Monday, July 23, 2012

"Heirlooms we don't have in our family. But stories we've got." ~ Rose Cherin

Although he passed away from a heart attack before my second birthday, I can not remember a time when I did not know about the man my mother called Dad.  

Born in a time when horse and carriages outnumbered automobiles on the road, he lived to see the Apollo Missions.  He was born to a good-sized middle class family.   He had two sisters, one elder and one younger, both of whom were very involved in my life while growing up.  

Growing up in the Roaring Twenties, he was in high school when the crash came and the Great Depression hit.   According to family stories, my great-grandfather had passed on early in his life. When the hard times came he did what he could to help keep food on the table.  Up to and including- ahem- extra legal means.  

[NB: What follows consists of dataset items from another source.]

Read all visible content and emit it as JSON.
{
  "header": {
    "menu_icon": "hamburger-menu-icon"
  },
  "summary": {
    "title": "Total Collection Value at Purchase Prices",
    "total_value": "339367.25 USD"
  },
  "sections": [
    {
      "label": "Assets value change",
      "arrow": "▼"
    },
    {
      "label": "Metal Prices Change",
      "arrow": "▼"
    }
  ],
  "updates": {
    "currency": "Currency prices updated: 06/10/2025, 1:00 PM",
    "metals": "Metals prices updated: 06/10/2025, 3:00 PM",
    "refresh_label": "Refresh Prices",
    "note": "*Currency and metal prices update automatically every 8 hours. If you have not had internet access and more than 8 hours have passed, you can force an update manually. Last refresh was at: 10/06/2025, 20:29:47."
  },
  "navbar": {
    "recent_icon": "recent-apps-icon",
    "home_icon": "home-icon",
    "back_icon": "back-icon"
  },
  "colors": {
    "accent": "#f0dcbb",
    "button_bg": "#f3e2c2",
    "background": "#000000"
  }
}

Most people remember Prohibition as part of the Roaring Twenties that ended with the Crash of '29, but it wasn't until 1933 that the 18th Amendment was actually repealed.  Bathtub gin, moonshine and other hard liquors were commodities that people wanted for the cachet at first, and then, the comfort found in alcohol during hard times during those first years of the Great Depression. 

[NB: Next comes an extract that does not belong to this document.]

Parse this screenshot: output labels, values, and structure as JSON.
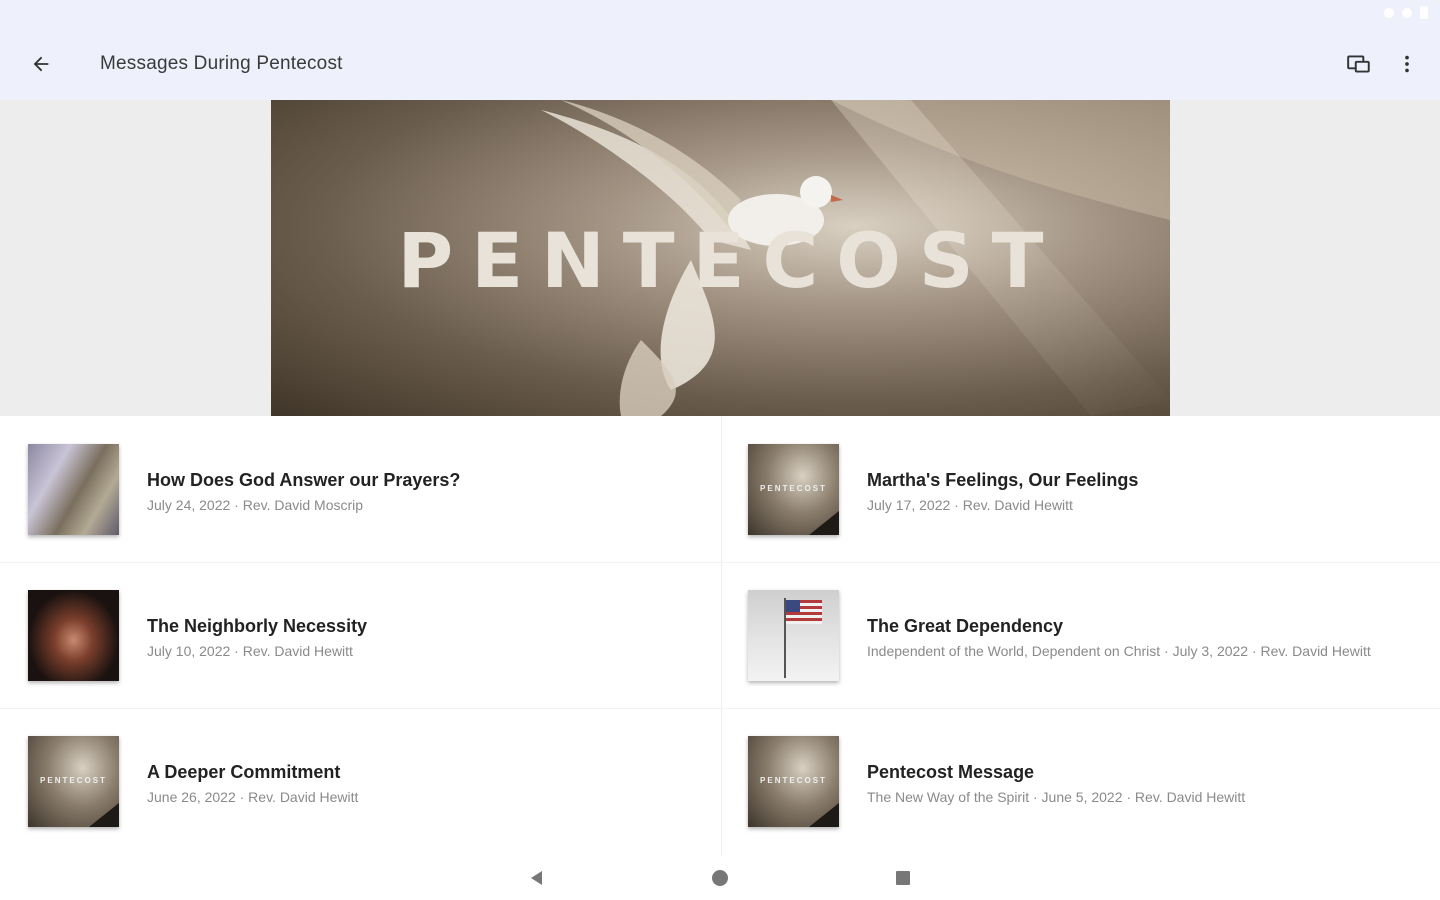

More than one illicit still was kept busy and profitable during this time, and according to the stories, my grandfather was part of the trade as a bootlegger.  He (allegedly) smuggled sugar over state lines to avoid the various taxes assessed against cane sugar by the revenuers.  Being a suspicious sort, I would not be surprised if there was also some deliveries made of the final product and cigarettes as well.  

Fortunately,  he either never got caught or his best customers were among the local law enforcement; because he graduated High School, went into the Merchant Marine and from there the US Navy.


Wednesday, July 18, 2012

"I reverently believe that the Maker who made us all makes everything in New England but the weather. I don't know who makes that, but I think it must be raw apprentices in the weather-clerk's factory who experiment and learn how, in New England, for board and clothes, and then are promoted to make weather for countries that require a good article, and will take their custom elsewhere if they don't get it". - Mark Twain "The Weather" speech, 1876

C'est quotation has to be one of the best descriptions of NE weather I have come across.  I admit that I don't speak with the weight of years behind me compared to some, but if anyone is an expert on the weather, they reside in NE.

 If it's not hot, it's cold or wet and can change in an instant.   The forecasters are frequently suspected of using ancient prognostication methods for their daily reports.   I wouldn't be surprised to learn that the reason for the long stable prices on poultry in NH is due to the meteorology profession.

The weather has fluctuated in true NE fashion from gorgeous to the fields of hell, which this weekend was.  The unrelenting heat and humidity hit like a sledgehammer and left everyone cracked and shattered around the edges.

The oppressive humidity of the last several days finally broke me enough to actually go out and buy an air conditioner.  Since returning to NE, SSG and I have stubbornly refused to buy even a small one.  Why get an AC for at most a week of nasty weather?   We lived in both South Korea and Georgia for several years and knew what a humid summer was like.

This past weekend convinced me that summers in NE are trending warm and hot for the entire season compared to the seasons I remember from childhood.  Back than the summers were slow to warm and quick to finish.   I remember attending school in the fall in sweaters and jackets with killing frosts before October.   Now, the fall colors remain until the week of Halloween when the chill dreary weather I remember from childhood returns to NH.

 In some ways I revel in the seasons now, but not when it's so hot I'm dragging the dogs into the shower daily to cool them off so they don't suffer.